We suspect two sources of duplication:
* known_intermittent from mozlog seems to include the expected status.
* Some statuses map to the same Chromium status (e.g. FAIL and ERROR).
diff --git a/tools/wptrunner/wptrunner/formatters/chromium.py b/tools/wptrunner/wptrunner/formatters/chromium.py
index cef01c4..3c52f76 100644
--- a/tools/wptrunner/wptrunner/formatters/chromium.py
+++ b/tools/wptrunner/wptrunner/formatters/chromium.py
@@ -172,7 +172,7 @@
         to the actual status if it's not.
 
         If the test has multiple statuses, it will have other statuses listed as
-        "known_intermittent" in |data|. If these exist, they will be appended to
+        "known_intermittent" in |data|. If these exist, they will be added to
         the returned status with spaced in between.
 
         :param str actual_status: the actual status of the test
@@ -181,8 +181,9 @@
         """
         expected_statuses = self._map_status_name(data["expected"]) if "expected" in data else actual_status
         if data.get("known_intermittent"):
-            expected_statuses += " " + " ".join(
-                [self._map_status_name(other_status) for other_status in data["known_intermittent"]])
+            all_statsues = {self._map_status_name(other_status) for other_status in data["known_intermittent"]}
+            all_statsues.add(expected_statuses)
+            expected_statuses = " ".join(sorted(all_statsues))
         return expected_statuses
 
     def suite_start(self, data):
diff --git a/tools/wptrunner/wptrunner/formatters/tests/test_chromium.py b/tools/wptrunner/wptrunner/formatters/tests/test_chromium.py
index 8f8e732..807f583 100644
--- a/tools/wptrunner/wptrunner/formatters/tests/test_chromium.py
+++ b/tools/wptrunner/wptrunner/formatters/tests/test_chromium.py
@@ -426,8 +426,8 @@
     test_obj = output_json["tests"]["t1"]

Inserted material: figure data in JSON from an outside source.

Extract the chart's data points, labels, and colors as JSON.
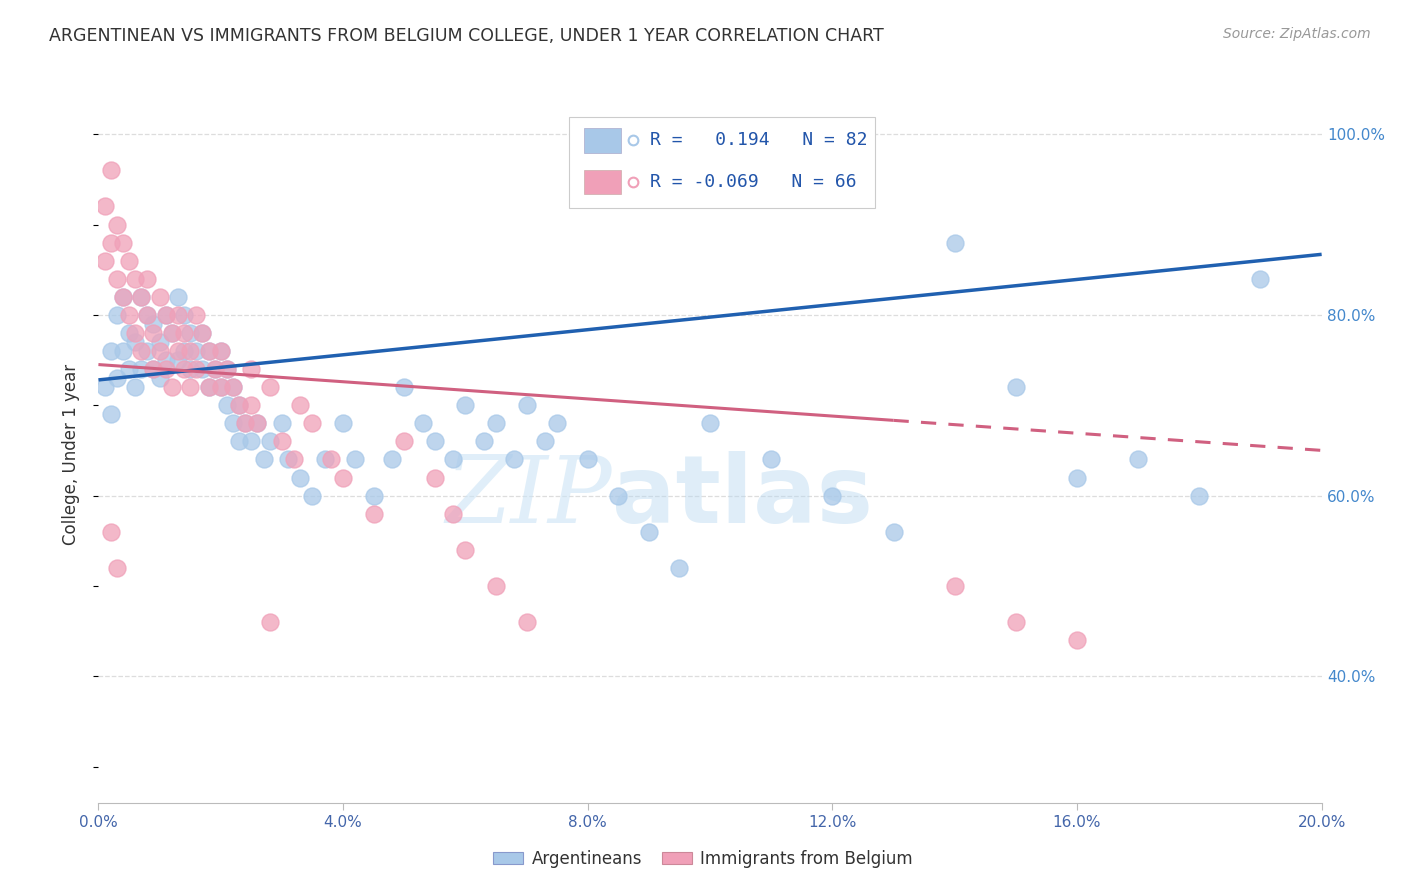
{
  "title": "ARGENTINEAN VS IMMIGRANTS FROM BELGIUM COLLEGE, UNDER 1 YEAR CORRELATION CHART",
  "source": "Source: ZipAtlas.com",
  "ylabel": "College, Under 1 year",
  "legend_label1": "Argentineans",
  "legend_label2": "Immigrants from Belgium",
  "r1": 0.194,
  "n1": 82,
  "r2": -0.069,
  "n2": 66,
  "color_blue": "#a8c8e8",
  "color_pink": "#f0a0b8",
  "trendline_blue": "#2060b0",
  "trendline_pink": "#d06080",
  "watermark_zip": "ZIP",
  "watermark_atlas": "atlas",
  "xlim": [
    0.0,
    0.2
  ],
  "ylim": [
    0.26,
    1.03
  ],
  "xticks": [
    0.0,
    0.04,
    0.08,
    0.12,
    0.16,
    0.2
  ],
  "yticks_right": [
    0.4,
    0.6,
    0.8,
    1.0
  ],
  "background_color": "#ffffff",
  "grid_color": "#dddddd",
  "blue_scatter": [
    [
      0.001,
      0.72
    ],
    [
      0.002,
      0.69
    ],
    [
      0.002,
      0.76
    ],
    [
      0.003,
      0.73
    ],
    [
      0.003,
      0.8
    ],
    [
      0.004,
      0.76
    ],
    [
      0.004,
      0.82
    ],
    [
      0.005,
      0.74
    ],
    [
      0.005,
      0.78
    ],
    [
      0.006,
      0.72
    ],
    [
      0.006,
      0.77
    ],
    [
      0.007,
      0.74
    ],
    [
      0.007,
      0.82
    ],
    [
      0.008,
      0.76
    ],
    [
      0.008,
      0.8
    ],
    [
      0.009,
      0.74
    ],
    [
      0.009,
      0.79
    ],
    [
      0.01,
      0.73
    ],
    [
      0.01,
      0.77
    ],
    [
      0.011,
      0.75
    ],
    [
      0.011,
      0.8
    ],
    [
      0.012,
      0.78
    ],
    [
      0.013,
      0.75
    ],
    [
      0.013,
      0.82
    ],
    [
      0.014,
      0.76
    ],
    [
      0.014,
      0.8
    ],
    [
      0.015,
      0.74
    ],
    [
      0.015,
      0.78
    ],
    [
      0.016,
      0.76
    ],
    [
      0.017,
      0.74
    ],
    [
      0.017,
      0.78
    ],
    [
      0.018,
      0.72
    ],
    [
      0.018,
      0.76
    ],
    [
      0.019,
      0.74
    ],
    [
      0.02,
      0.72
    ],
    [
      0.02,
      0.76
    ],
    [
      0.021,
      0.7
    ],
    [
      0.021,
      0.74
    ],
    [
      0.022,
      0.68
    ],
    [
      0.022,
      0.72
    ],
    [
      0.023,
      0.66
    ],
    [
      0.023,
      0.7
    ],
    [
      0.024,
      0.68
    ],
    [
      0.025,
      0.66
    ],
    [
      0.026,
      0.68
    ],
    [
      0.027,
      0.64
    ],
    [
      0.028,
      0.66
    ],
    [
      0.03,
      0.68
    ],
    [
      0.031,
      0.64
    ],
    [
      0.033,
      0.62
    ],
    [
      0.035,
      0.6
    ],
    [
      0.037,
      0.64
    ],
    [
      0.04,
      0.68
    ],
    [
      0.042,
      0.64
    ],
    [
      0.045,
      0.6
    ],
    [
      0.048,
      0.64
    ],
    [
      0.05,
      0.72
    ],
    [
      0.053,
      0.68
    ],
    [
      0.055,
      0.66
    ],
    [
      0.058,
      0.64
    ],
    [
      0.06,
      0.7
    ],
    [
      0.063,
      0.66
    ],
    [
      0.065,
      0.68
    ],
    [
      0.068,
      0.64
    ],
    [
      0.07,
      0.7
    ],
    [
      0.073,
      0.66
    ],
    [
      0.075,
      0.68
    ],
    [
      0.08,
      0.64
    ],
    [
      0.085,
      0.6
    ],
    [
      0.09,
      0.56
    ],
    [
      0.095,
      0.52
    ],
    [
      0.1,
      0.68
    ],
    [
      0.11,
      0.64
    ],
    [
      0.12,
      0.6
    ],
    [
      0.13,
      0.56
    ],
    [
      0.14,
      0.88
    ],
    [
      0.15,
      0.72
    ],
    [
      0.16,
      0.62
    ],
    [
      0.17,
      0.64
    ],
    [
      0.18,
      0.6
    ],
    [
      0.19,
      0.84
    ]
  ],
  "pink_scatter": [
    [
      0.001,
      0.92
    ],
    [
      0.001,
      0.86
    ],
    [
      0.002,
      0.96
    ],
    [
      0.002,
      0.88
    ],
    [
      0.003,
      0.9
    ],
    [
      0.003,
      0.84
    ],
    [
      0.004,
      0.88
    ],
    [
      0.004,
      0.82
    ],
    [
      0.005,
      0.86
    ],
    [
      0.005,
      0.8
    ],
    [
      0.006,
      0.84
    ],
    [
      0.006,
      0.78
    ],
    [
      0.007,
      0.82
    ],
    [
      0.007,
      0.76
    ],
    [
      0.008,
      0.8
    ],
    [
      0.008,
      0.84
    ],
    [
      0.009,
      0.78
    ],
    [
      0.009,
      0.74
    ],
    [
      0.01,
      0.82
    ],
    [
      0.01,
      0.76
    ],
    [
      0.011,
      0.8
    ],
    [
      0.011,
      0.74
    ],
    [
      0.012,
      0.78
    ],
    [
      0.012,
      0.72
    ],
    [
      0.013,
      0.8
    ],
    [
      0.013,
      0.76
    ],
    [
      0.014,
      0.78
    ],
    [
      0.014,
      0.74
    ],
    [
      0.015,
      0.76
    ],
    [
      0.015,
      0.72
    ],
    [
      0.016,
      0.8
    ],
    [
      0.016,
      0.74
    ],
    [
      0.017,
      0.78
    ],
    [
      0.018,
      0.76
    ],
    [
      0.018,
      0.72
    ],
    [
      0.019,
      0.74
    ],
    [
      0.02,
      0.72
    ],
    [
      0.02,
      0.76
    ],
    [
      0.021,
      0.74
    ],
    [
      0.022,
      0.72
    ],
    [
      0.023,
      0.7
    ],
    [
      0.024,
      0.68
    ],
    [
      0.025,
      0.74
    ],
    [
      0.025,
      0.7
    ],
    [
      0.026,
      0.68
    ],
    [
      0.028,
      0.72
    ],
    [
      0.03,
      0.66
    ],
    [
      0.032,
      0.64
    ],
    [
      0.033,
      0.7
    ],
    [
      0.035,
      0.68
    ],
    [
      0.038,
      0.64
    ],
    [
      0.04,
      0.62
    ],
    [
      0.045,
      0.58
    ],
    [
      0.05,
      0.66
    ],
    [
      0.055,
      0.62
    ],
    [
      0.058,
      0.58
    ],
    [
      0.06,
      0.54
    ],
    [
      0.065,
      0.5
    ],
    [
      0.07,
      0.46
    ],
    [
      0.14,
      0.5
    ],
    [
      0.15,
      0.46
    ],
    [
      0.16,
      0.44
    ],
    [
      0.002,
      0.56
    ],
    [
      0.003,
      0.52
    ],
    [
      0.028,
      0.46
    ]
  ]
}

     # The test's statuses are all mapped, changing ERROR->FAIL and OK->PASS
     assert test_obj["actual"] == "FAIL"
-    # All the possible statuses are concatenated together into expected.

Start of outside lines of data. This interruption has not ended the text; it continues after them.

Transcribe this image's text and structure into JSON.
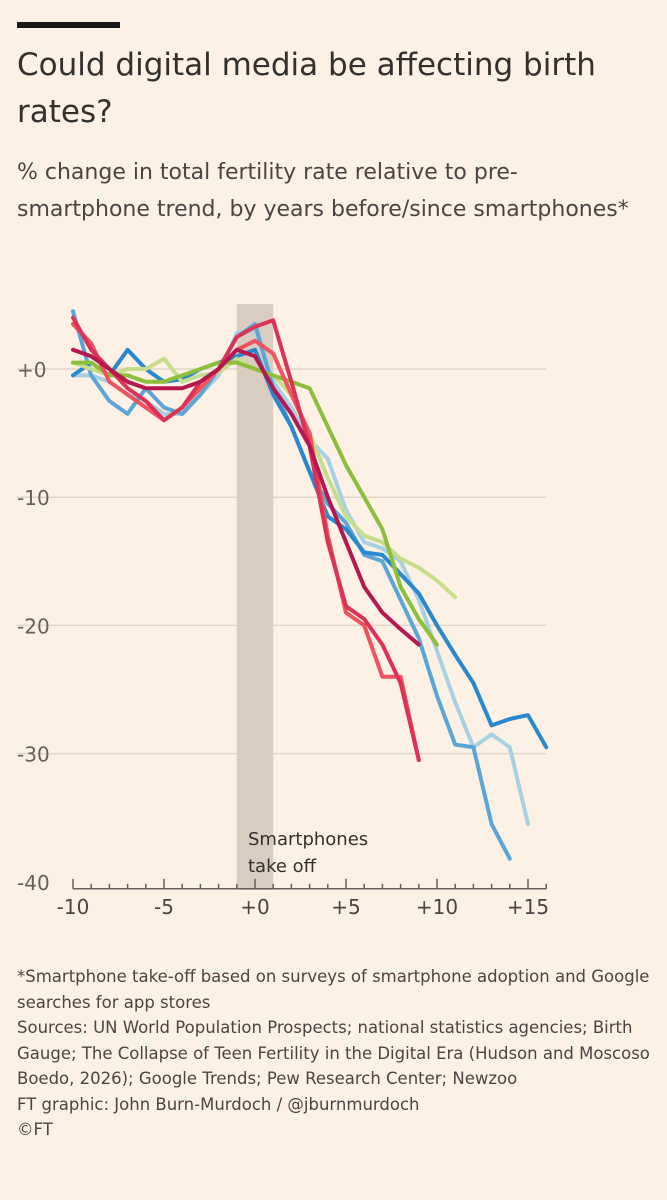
{
  "header": {
    "title": "Could digital media be affecting birth rates?",
    "subtitle": "% change in total fertility rate relative to pre-smartphone trend, by years before/since smartphones*"
  },
  "footer": {
    "note": "*Smartphone take-off based on surveys of smartphone adoption and Google searches for app stores",
    "sources": "Sources: UN World Population Prospects; national statistics agencies; Birth Gauge; The Collapse of Teen Fertility in the Digital Era (Hudson and Moscoso Boedo, 2026); Google Trends; Pew Research Center; Newzoo",
    "credit": "FT graphic: John Burn-Murdoch / @jburnmurdoch",
    "copyright": "©FT"
  },
  "chart_data": {
    "type": "line",
    "xlim": [
      -10,
      16
    ],
    "ylim": [
      -40,
      5
    ],
    "x_ticks": [
      -10,
      -5,
      0,
      5,
      10,
      15
    ],
    "x_tick_labels": [
      "-10",
      "-5",
      "+0",
      "+5",
      "+10",
      "+15"
    ],
    "y_ticks": [
      0,
      -10,
      -20,
      -30,
      -40
    ],
    "y_tick_labels": [
      "+0",
      "-10",
      "-20",
      "-30",
      "-40"
    ],
    "grid": "horizontal",
    "annotation": {
      "text_lines": [
        "Smartphones",
        "take off"
      ],
      "band": [
        -1,
        1
      ],
      "band_color": "#D9CCC1"
    },
    "series": [
      {
        "color": "#A7D1E3",
        "x": [
          -10,
          -9,
          -8,
          -7,
          -6,
          -5,
          -4,
          -3,
          -2,
          -1,
          0,
          1,
          2,
          3,
          4,
          5,
          6,
          7,
          8,
          9,
          10,
          11,
          12,
          13,
          14,
          15
        ],
        "y": [
          -0.5,
          -0.5,
          -1,
          -2,
          -2.5,
          -3.5,
          -3.5,
          -2,
          -0.5,
          2.8,
          3,
          -1,
          -3,
          -5.5,
          -7,
          -11,
          -13.5,
          -14,
          -15,
          -18,
          -22,
          -26,
          -29.5,
          -28.5,
          -29.5,
          -35.5
        ]
      },
      {
        "color": "#5BA6D6",
        "x": [
          -10,
          -9,
          -8,
          -7,
          -6,
          -5,
          -4,
          -3,
          -2,
          -1,
          0,
          1,
          2,
          3,
          4,
          5,
          6,
          7,
          8,
          9,
          10,
          11,
          12,
          13,
          14
        ],
        "y": [
          4.5,
          -0.5,
          -2.5,
          -3.5,
          -1.5,
          -3,
          -3.5,
          -2,
          0,
          2.5,
          3.5,
          -1.5,
          -4.5,
          -8,
          -10.5,
          -12,
          -14.5,
          -15,
          -18,
          -21,
          -25.5,
          -29.3,
          -29.5,
          -35.5,
          -38.2
        ]
      },
      {
        "color": "#2A88CC",
        "x": [
          -10,
          -9,
          -8,
          -7,
          -6,
          -5,
          -4,
          -3,
          -2,
          -1,
          0,
          1,
          2,
          3,
          4,
          5,
          6,
          7,
          8,
          9,
          10,
          11,
          12,
          13,
          14,
          15,
          16
        ],
        "y": [
          -0.5,
          0.5,
          -0.5,
          1.5,
          0,
          -1,
          -0.8,
          0,
          0.5,
          1,
          1.5,
          -2,
          -4.5,
          -8,
          -11.5,
          -12.5,
          -14.3,
          -14.5,
          -16,
          -17.5,
          -20,
          -22.3,
          -24.5,
          -27.8,
          -27.3,
          -27,
          -29.5
        ]
      },
      {
        "color": "#C6DE8B",
        "x": [
          -10,
          -9,
          -8,
          -7,
          -6,
          -5,
          -4,
          -3,
          -2,
          -1,
          0,
          1,
          2,
          3,
          4,
          5,
          6,
          7,
          8,
          9,
          10,
          11
        ],
        "y": [
          0.5,
          0,
          -0.5,
          0,
          0,
          0.8,
          -1,
          -0.5,
          -0.3,
          0.8,
          0,
          -0.5,
          -2,
          -5,
          -8.5,
          -11.5,
          -13,
          -13.5,
          -14.8,
          -15.5,
          -16.5,
          -17.8
        ]
      },
      {
        "color": "#8DBE3C",
        "x": [
          -10,
          -9,
          -8,
          -7,
          -6,
          -5,
          -4,
          -3,
          -2,
          -1,
          0,
          1,
          2,
          3,
          4,
          5,
          6,
          7,
          8,
          9,
          10
        ],
        "y": [
          0.5,
          0.5,
          -0.5,
          -0.5,
          -1,
          -1,
          -0.5,
          0,
          0.5,
          0.5,
          0,
          -0.5,
          -1,
          -1.5,
          -4.5,
          -7.5,
          -10,
          -12.5,
          -17,
          -19.5,
          -21.5
        ]
      },
      {
        "color": "#F0535E",
        "x": [
          -10,
          -9,
          -8,
          -7,
          -6,
          -5,
          -4,
          -3,
          -2,
          -1,
          0,
          1,
          2,
          3,
          4,
          5,
          6,
          7,
          8,
          9
        ],
        "y": [
          3.5,
          2,
          -1,
          -2,
          -3,
          -4,
          -3,
          -1.5,
          0,
          1.5,
          2.2,
          1.2,
          -2,
          -5,
          -13,
          -19,
          -20,
          -24,
          -24,
          -30.5
        ]
      },
      {
        "color": "#DC3256",
        "x": [
          -10,
          -9,
          -8,
          -7,
          -6,
          -5,
          -4,
          -3,
          -2,
          -1,
          0,
          1,
          2,
          3,
          4,
          5,
          6,
          7,
          8,
          9
        ],
        "y": [
          4,
          1.5,
          0,
          -1.5,
          -2.5,
          -4,
          -3,
          -1,
          0,
          2.5,
          3.3,
          3.8,
          -1,
          -6,
          -13.5,
          -18.5,
          -19.5,
          -21.5,
          -24.5,
          -30.5
        ]
      },
      {
        "color": "#B5174F",
        "x": [
          -10,
          -9,
          -8,
          -7,
          -6,
          -5,
          -4,
          -3,
          -2,
          -1,
          0,
          1,
          2,
          3,
          4,
          5,
          6,
          7,
          8,
          9
        ],
        "y": [
          1.5,
          1,
          0,
          -1,
          -1.5,
          -1.5,
          -1.5,
          -1,
          0,
          1.5,
          1,
          -1.5,
          -3.5,
          -6,
          -10,
          -13.5,
          -17,
          -19,
          -20.3,
          -21.5
        ]
      }
    ]
  }
}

-    assert test_obj["expected"] == "PASS FAIL TIMEOUT"
+    # All the possible statuses are merged and sorted together into expected.
+    assert test_obj["expected"] == "FAIL PASS TIMEOUT"
     # ...this is not a regression or unexpected because the actual status is one
     # of the expected ones
     assert "is_regression" not in test_obj
@@ -462,7 +462,7 @@
     test_obj = output_json["tests"]["t1"]
     # The test's statuses are all mapped, changing ERROR->FAIL and OK->PASS
     assert test_obj["actual"] == "FAIL"
-    # All the possible statuses are concatenated together into expected.
+    # All the possible statuses are merged and sorted together into expected.
     assert test_obj["expected"] == "PASS TIMEOUT"
     # ...this is a regression and unexpected because the actual status is not
     # one of the expected ones
@@ -536,6 +536,39 @@
     assert test_obj["expected"] == "PASS"
 
 
+def test_known_intermittent_duplicate(capfd):
+    # We don't want to have duplicate statuses in the final "expected" field.
+
+    # Set up the handler.
+    output = StringIO()
+    logger = structuredlog.StructuredLogger("test_a")
+    logger.add_handler(handlers.StreamHandler(output, ChromiumFormatter()))
+
+    # There are two duplications in this input:
+    # 1. known_intermittent already contains expected;
+    # 2. both statuses in known_intermittent map to FAIL in Chromium.
+    # In the end, we should only get one FAIL in Chromium "expected".
+    logger.suite_start(["t1"], run_info={}, time=123)
+    logger.test_start("t1")
+    logger.test_end("t1", status="ERROR", expected="ERROR", known_intermittent=["FAIL", "ERROR"])
+    logger.suite_end()
+
+    # Check nothing got output to stdout/stderr.
+    # (Note that mozlog outputs exceptions during handling to stderr!)
+    captured = capfd.readouterr()
+    assert captured.out == ""
+    assert captured.err == ""
+
+    # Check the actual output of the formatter.
+    output.seek(0)
+    output_json = json.load(output)
+
+    test_obj = output_json["tests"]["t1"]
+    assert test_obj["actual"] == "FAIL"
+    # No duplicate "FAIL" in "expected".
+    assert test_obj["expected"] == "FAIL"
+
+
 def test_reftest_screenshots(capfd):
     # reftest_screenshots, if present, should be plumbed into artifacts.